Dominique Caubet le confronte à d’autres regards, d’autres façons de voir le monde, notamment l’œil du photographe Youssef Ouechen. 

«Assume qui tu es. C’est à toi de changer les gens autour de toi, non à eux de te changer», disait-il au tout début du film, dans un darija approximatif mélangé à du français à l’adresse d’un jeune Stof perplexe et méditatif.

 

Le paraître aux dépens de l’être?

 

On cite aussi Youssef Orland, un jeune rasta qui, lui, a eu la chance de terminer ses études. «J’ai fini par comprendre que chez nous au Maroc et dans tous les pays de l’Afrique du Nord en général, les gens accordent plus d’importance au paraître aux dépens de l’être», déclare-t-il à Stof. Et d’ajouter: «J’ai eu la chance de rencontrer des gens différents de moi et qui ont le désir de bien vivre au Maroc». Des paroles parmi tant d’autres qui résonneront dans l’esprit rebelle et tourmenté de Stof. 

En braquant les caméras sur Stof, Caubet donne à voir une jeunesse désireuse de s’exprimer, assoiffée d’ailleurs. Mais une jeunesse qu’on refuse de voir. Une jeunesse considérée comme une bombe à retardement par plusieurs rapports officiels. Le dernier en date est celui publié récemment par l’Observatoire national du développement humain (ONDH), relevant de la présidence du gouvernement, qui a révélé que sur 6 millions de jeunes âgés entre 15 et 24 ans, le pourcentage de jeunes qui ne bénéficient pas d’éducation, de travail ou de formation était de 28% en 2019, soit environ 1,7 million de jeunes hommes et femmes.

Classée dans la catégorie «NEET», qui signifie «Not in Education, Employment or Training» (ni étudiant, ni employé, ni en formation), cette catégorie comprend les jeunes qui ne poursuivent pas leurs études, ne bénéficient pas d’une formation et ne sont pas sur le marché du travail, ce qui signifie qu’ils ont du mal à trouver une place dans la société.
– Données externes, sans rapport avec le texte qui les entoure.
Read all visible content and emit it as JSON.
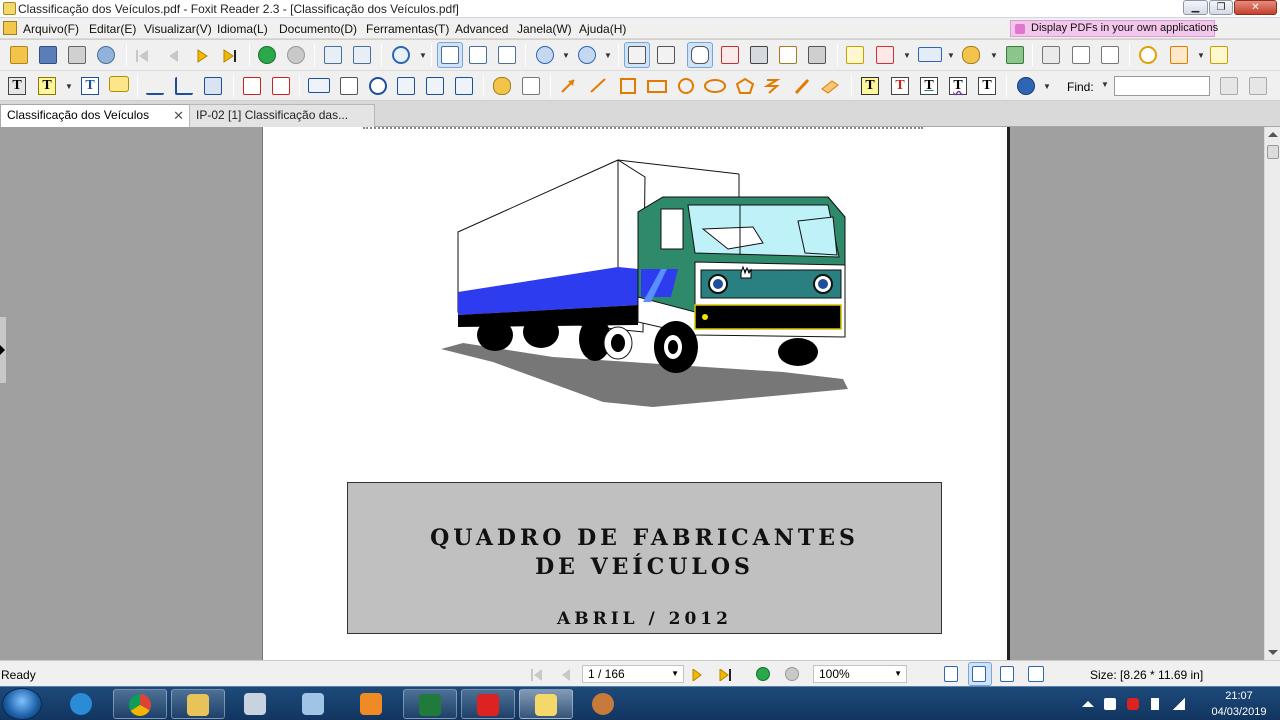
{
  "window": {
    "title": "Classificação dos Veículos.pdf - Foxit Reader 2.3 - [Classificação dos Veículos.pdf]",
    "minimize_label": "▁",
    "restore_label": "❐",
    "close_label": "✕"
  },
  "menu": {
    "items": [
      "Arquivo(F)",
      "Editar(E)",
      "Visualizar(V)",
      "Idioma(L)",
      "Documento(D)",
      "Ferramentas(T)",
      "Advanced",
      "Janela(W)",
      "Ajuda(H)"
    ],
    "promo": "Display PDFs in your own applications"
  },
  "toolbar": {
    "find_label": "Find:",
    "find_value": ""
  },
  "tabs": [
    {
      "label": "Classificação dos Veículos",
      "close": "✕"
    },
    {
      "label": "IP-02 [1] Classificação das..."
    }
  ],
  "document": {
    "title_line1": "QUADRO DE FABRICANTES",
    "title_line2": "DE VEÍCULOS",
    "date": "ABRIL / 2012"
  },
  "status": {
    "text": "Ready",
    "page": "1 / 166",
    "zoom": "100%",
    "size": "Size: [8.26 * 11.69 in]"
  },
  "taskbar": {
    "time": "21:07",
    "date": "04/03/2019",
    "apps": [
      "internet-explorer",
      "chrome",
      "file-explorer",
      "calculator",
      "notepad",
      "media-player",
      "excel",
      "acrobat",
      "foxit-reader",
      "mitt-app"
    ]
  }
}
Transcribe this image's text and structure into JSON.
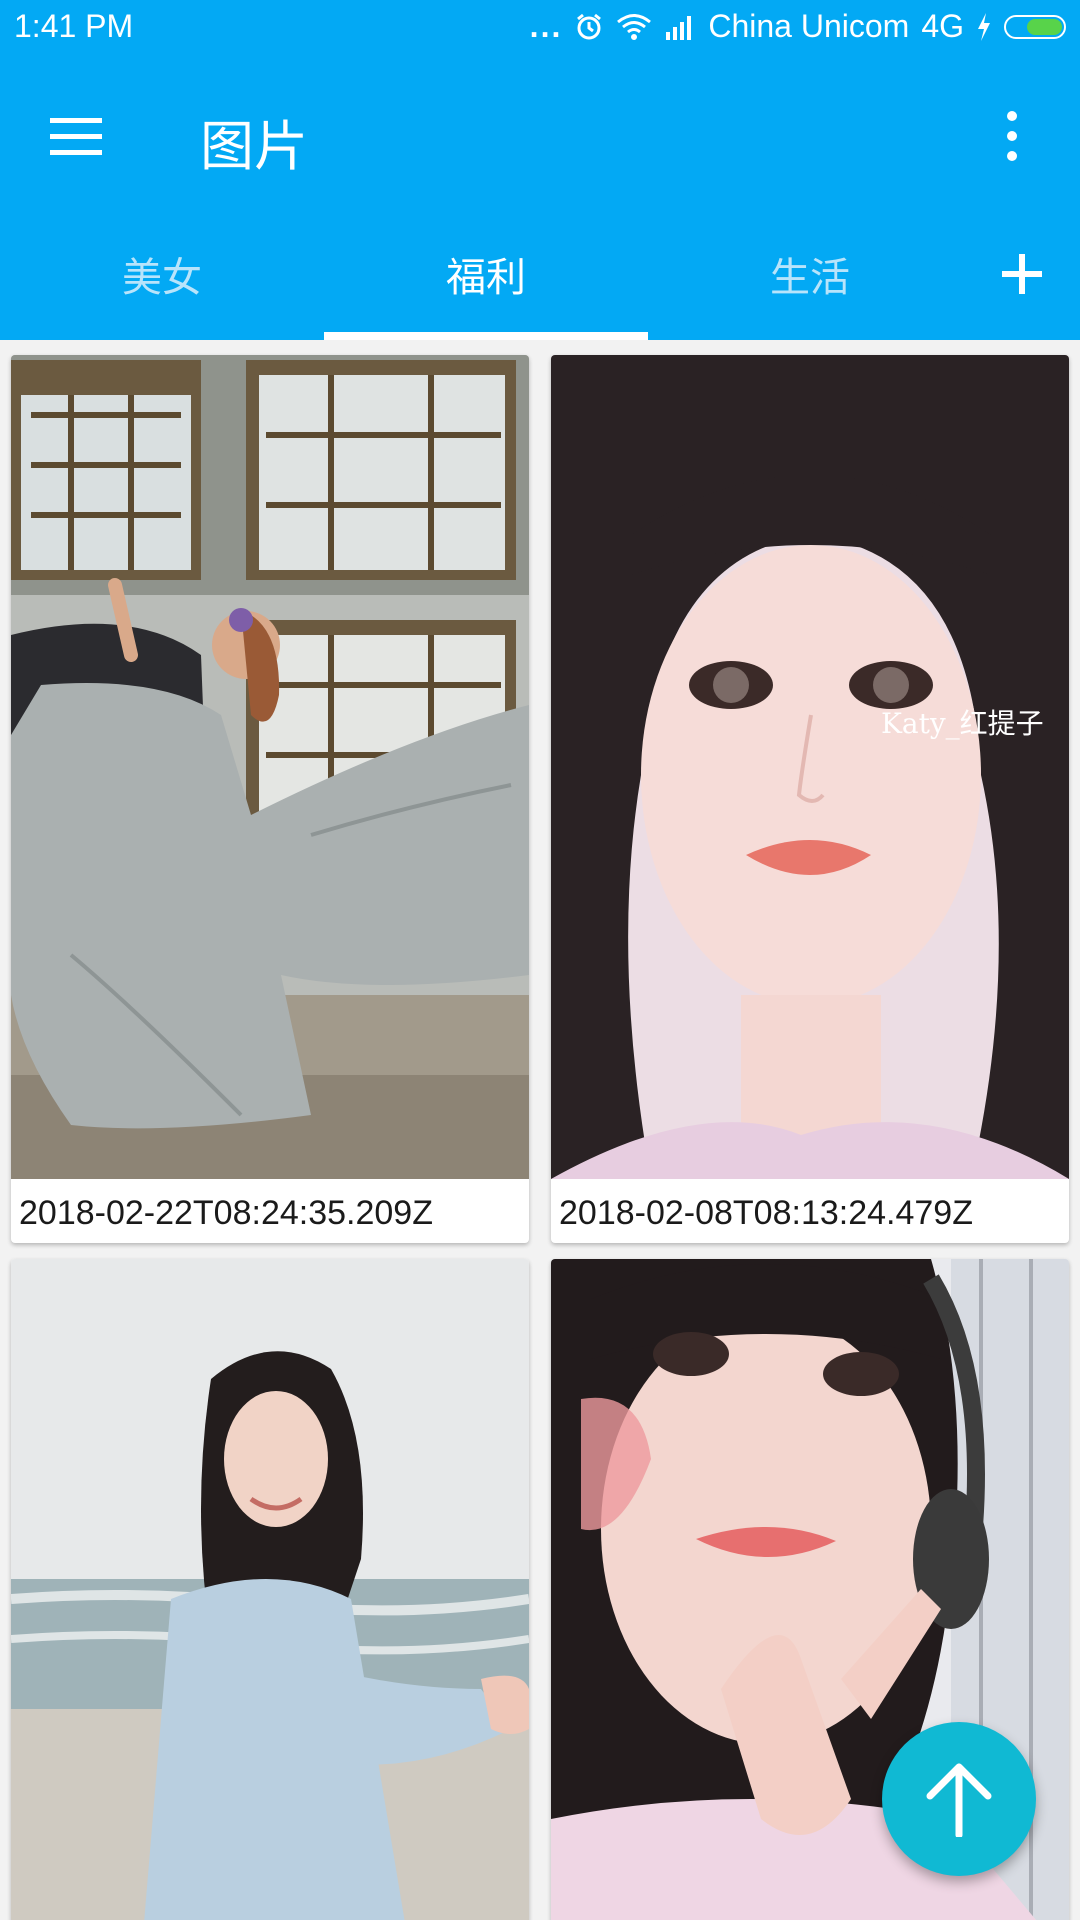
{
  "status_bar": {
    "time": "1:41 PM",
    "dots": "...",
    "carrier": "China Unicom",
    "network": "4G",
    "battery_level": 0.65
  },
  "app_bar": {
    "title": "图片",
    "menu_icon": "hamburger-menu-icon",
    "overflow_icon": "more-vertical-icon"
  },
  "tabs": [
    {
      "label": "美女",
      "active": false
    },
    {
      "label": "福利",
      "active": true
    },
    {
      "label": "生活",
      "active": false
    }
  ],
  "add_tab_icon": "plus-icon",
  "cards": [
    {
      "caption": "2018-02-22T08:24:35.209Z",
      "image": "photo-woman-in-gown"
    },
    {
      "caption": "2018-02-08T08:13:24.479Z",
      "image": "photo-portrait-closeup",
      "watermark": "Katy_红提子"
    },
    {
      "caption": "",
      "image": "photo-woman-at-beach"
    },
    {
      "caption": "",
      "image": "photo-woman-with-headphones"
    }
  ],
  "fab": {
    "icon": "arrow-up-icon"
  },
  "colors": {
    "primary": "#03a9f4",
    "fab": "#10b9d3",
    "tab_inactive": "#b8e4fb"
  }
}
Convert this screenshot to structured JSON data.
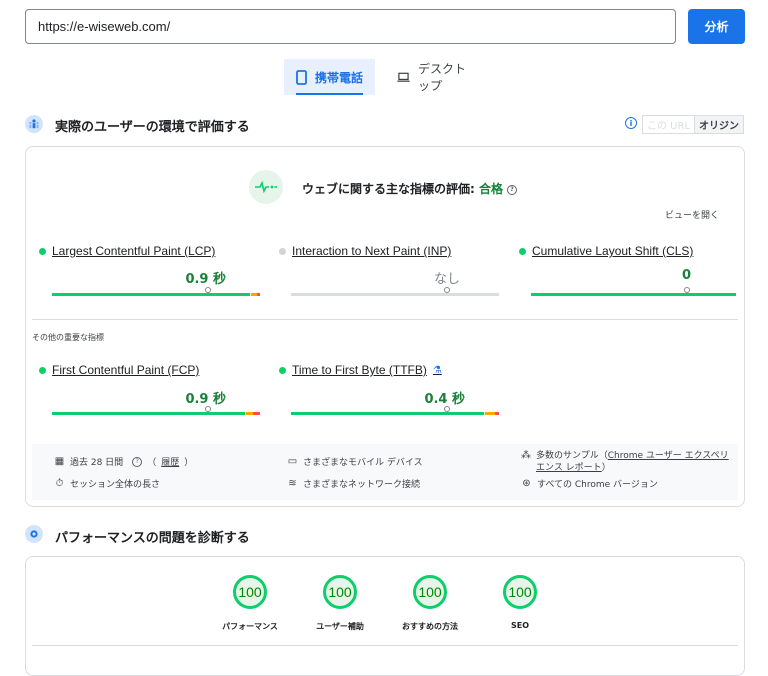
{
  "search": {
    "url": "https://e-wiseweb.com/",
    "analyze_label": "分析"
  },
  "device_tabs": {
    "mobile": "携帯電話",
    "desktop": "デスクトップ"
  },
  "field_section": {
    "title": "実際のユーザーの環境で評価する",
    "toggle": {
      "this_url": "この URL",
      "origin": "オリジン"
    },
    "assessment": {
      "prefix": "ウェブに関する主な指標の評価:",
      "result": "合格",
      "help": "?"
    },
    "expand_label": "ビューを開く",
    "core_metrics": [
      {
        "label": "Largest Contentful Paint (LCP)",
        "value": "0.9 秒",
        "status": "good",
        "p75_position": 0.75
      },
      {
        "label": "Interaction to Next Paint (INP)",
        "value": "なし",
        "status": "none",
        "p75_position": 0.75
      },
      {
        "label": "Cumulative Layout Shift (CLS)",
        "value": "0",
        "status": "good",
        "p75_position": 0.75
      }
    ],
    "other_heading": "その他の重要な指標",
    "other_metrics": [
      {
        "label": "First Contentful Paint (FCP)",
        "value": "0.9 秒",
        "status": "good",
        "p75_position": 0.75
      },
      {
        "label": "Time to First Byte (TTFB)",
        "value": "0.4 秒",
        "status": "good",
        "p75_position": 0.75
      }
    ],
    "summary": {
      "period": "過去 28 日間",
      "history_link": "履歴",
      "session": "セッション全体の長さ",
      "devices": "さまざまなモバイル デバイス",
      "network": "さまざまなネットワーク接続",
      "samples_prefix": "多数のサンプル（",
      "samples_link": "Chrome ユーザー エクスペリエンス レポート",
      "samples_suffix": "）",
      "chrome_versions": "すべての Chrome バージョン"
    }
  },
  "lab_section": {
    "title": "パフォーマンスの問題を診断する",
    "scores": [
      {
        "value": "100",
        "label": "パフォーマンス"
      },
      {
        "value": "100",
        "label": "ユーザー補助"
      },
      {
        "value": "100",
        "label": "おすすめの方法"
      },
      {
        "value": "100",
        "label": "SEO"
      }
    ]
  },
  "colors": {
    "accent": "#1a73e8",
    "good": "#0cce6b",
    "pass_text": "#188038",
    "average": "#ffa400",
    "poor": "#ff4e42"
  }
}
Mais Stof est déterminé, il a du talent. Il crève l’écran. Il a obtenu un petit rôle aux côtés de grands acteurs marocains dans la série «Oulad El Mokhtar» de Rita El Quessar, diffusée en 2020 sur la première chaîne. Il tente aussi de se frayer un chemin dans la musique. Son groupe de punk essaye de répéter tant bien que mal au sein du centre culturel des étoiles de Sidi Moumen. «Dima Punk»!

Le film de Dominique Caubet est disponible en vidéo à la demande (VOD) sur vimeo.com.